(A reflection on desire, discernment, and self-trust)
Lately, I’ve been sitting with a conversation I’ve been having with myself.
There’s someone I reconnected with online. We’ve never met in person. We’ve never gone on dates. We simply matched on a dating app and have had conversations here and there. And a part of me wants to be very straightforward with him — to say something like:
I don’t really know what I want right now when it comes to relationships. I do, but I also don’t. I know I want consistency. Someone I can talk to about my day, about life. Someone to connect with. And maybe intimacy from time to time. If it turns into something more, great. If it doesn’t, that’s okay too.
And then I pause.
Because as I sit with that thought, more questions come up.
Why this person?
Why now?
I haven’t had sex in over three years, and suddenly I’m considering offering that level of access to someone I barely know. Someone I haven’t seen. Someone who hasn’t shown much curiosity about me — hasn’t asked many questions, hasn’t tried to really get to know me, hasn’t shown consistent effort.
And that makes me stop.
I ask myself: Is this about desire, or is this about availability?

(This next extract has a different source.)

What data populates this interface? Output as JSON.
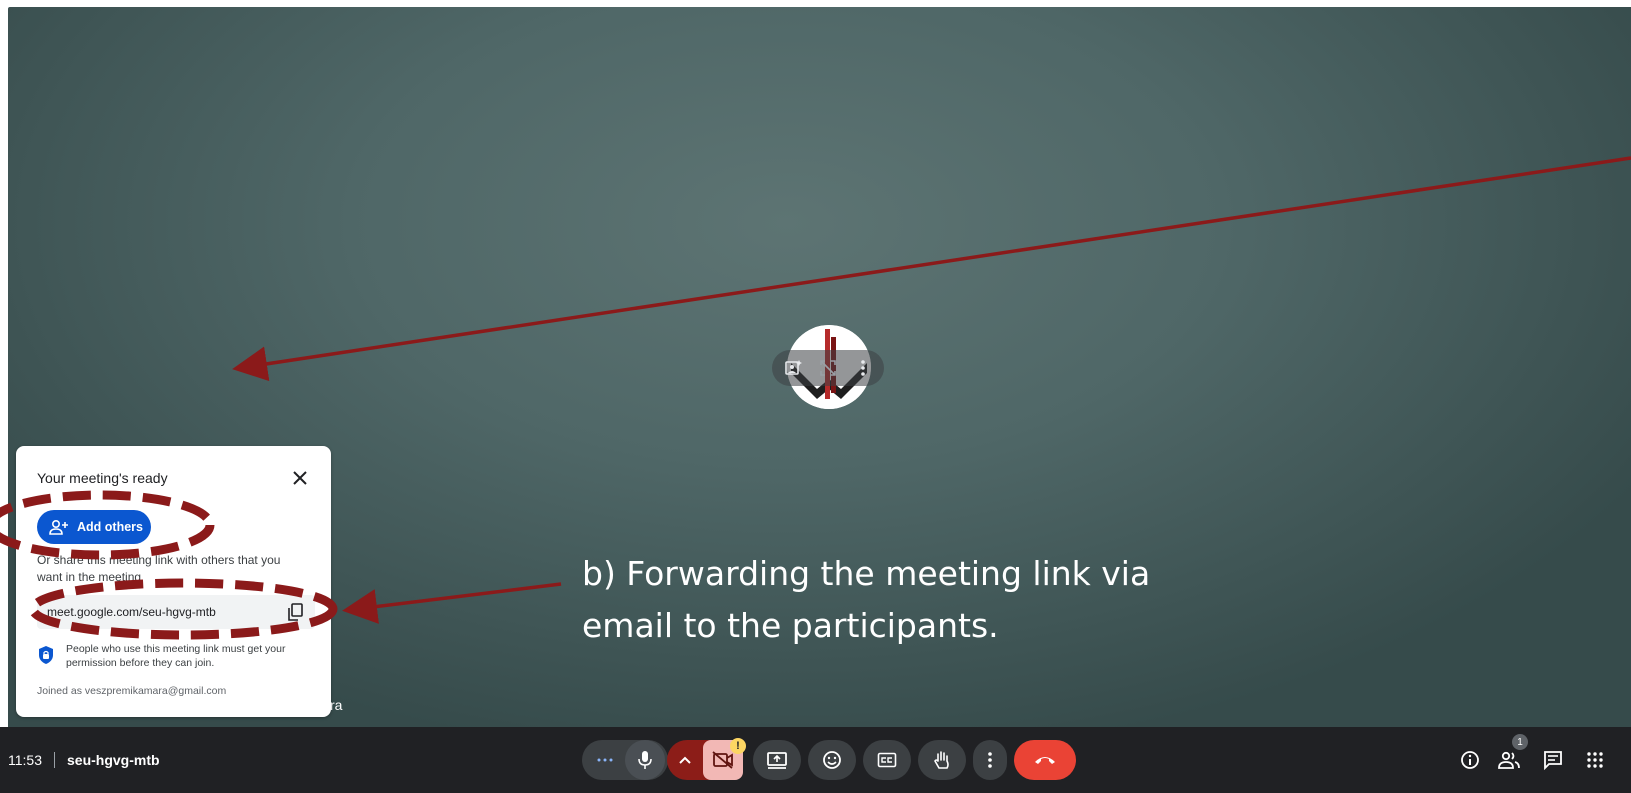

Is this about connection, or is this about filling a quiet space?
I notice how easy it would be to say, Let’s keep it casual, like I’ve done in the past — hang out, talk, have sex, leave it there. But in those situations, there was at least familiarity. Mutual interest. Time spent. Some kind of foundation.
This feels different.
There’s also a deeper layer to the pause. I realize I don’t actually know him — not his preferences, not his intentions, not his emotional availability. I notice that he’s still active on the app. I don’t know if that means he’s casually dating, emotionally unavailable, already involved, or simply undecided.
What I do know is this: effort hasn’t been present.
And when I imagine offering intimacy in that context, it doesn’t feel aligned. Not because sex is wrong, but because access without curiosity feels empty. Because intimacy without safety doesn’t feel like what I’m actually longing for.
If I’m honest, the idea of putting that offer on the table doesn’t feel empowering. It feels impulsive. Not in a reckless way — but in a way that doesn’t honor the version of me that’s done a lot of healing.
I recognize that sex is a real desire. A real need. One that I can’t fully meet on my own. And I’m not ashamed of that. But I’m also learning that not every desire needs an immediate answer.
Sometimes the growth is in the pause.
Sometimes it’s in choosing not to move forward just because you could.
This moment isn’t about denying myself connection — it’s about trusting myself enough to wait for something that feels mutual, intentional, and grounded. It’s about listening to the discomfort instead of overriding it. About recognizing that wanting closeness doesn’t mean I have to abandon discernment to get it.
For now, I’m choosing to honor my awareness. To let desire exist without rushing it. And to trust that when connection comes, it won’t require me to convince, offer, or compromise myself — it will meet me with the same curiosity and care I’m willing to give.